Physical Society Colloquium

Physically Intelligent Robotics

David Meger

School of Computer Science
McGill University

There is a great need for robots that can operate in dynamic environments, such as oceans and rivers, but the physics involved are often difficult to model (for a computer scientist) and rapidly changing. This calls for physical intelligence: the ability of a system to autonomously learn about present physical conditions, behave productively according to this knowledge and adapt as circumstances change. I will describe research at McGill that has developed a simple physical intelligence for a swimming robot with six flippers. This method begins without any given model of the robot's hydrodynamics and utilises observed experience data to learn predictive models. In order to actively gather additional data and to improve behaviour, both the current model's prediction and its uncertainty are used to optimise the parameters of a neural network control policy. This approach achieves similar performance to the best human-crafted controllers in around 8 trials of simple swimming behaviours such as a corkscrew pattern.

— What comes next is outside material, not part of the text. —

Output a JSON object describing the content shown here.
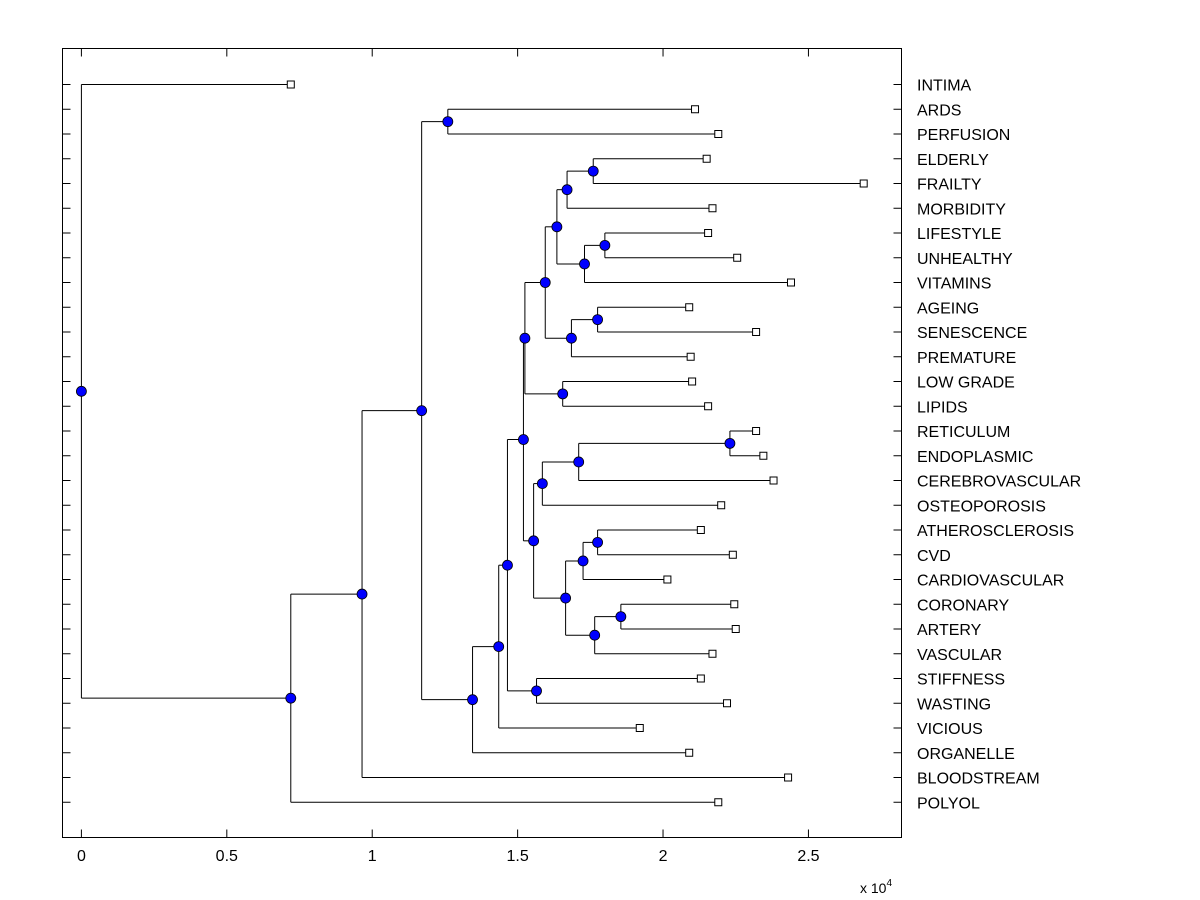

The second half of the talk will discuss a variety of approaches to extend the “intelligence” of these basic techniques. Rather than re-learning models and controllers when small changes occur, we have developed methods to rapidly adjust to new circumstances by automated analysis of the differences in observed dynamics. This approach also allows the expensive computations of initial learning to occur in a crudely approximate software simulation, leaving only rapid refinement steps to be carried out on hardware robots. I will finally describe recent progress that allows robots to imitate human behaviours, on dynamics models that learn even faster by using physically-motivated basis functions, and I will show videos of robots swimming in warm places like the Caribbean Ocean to combat the rainy Montreal weather.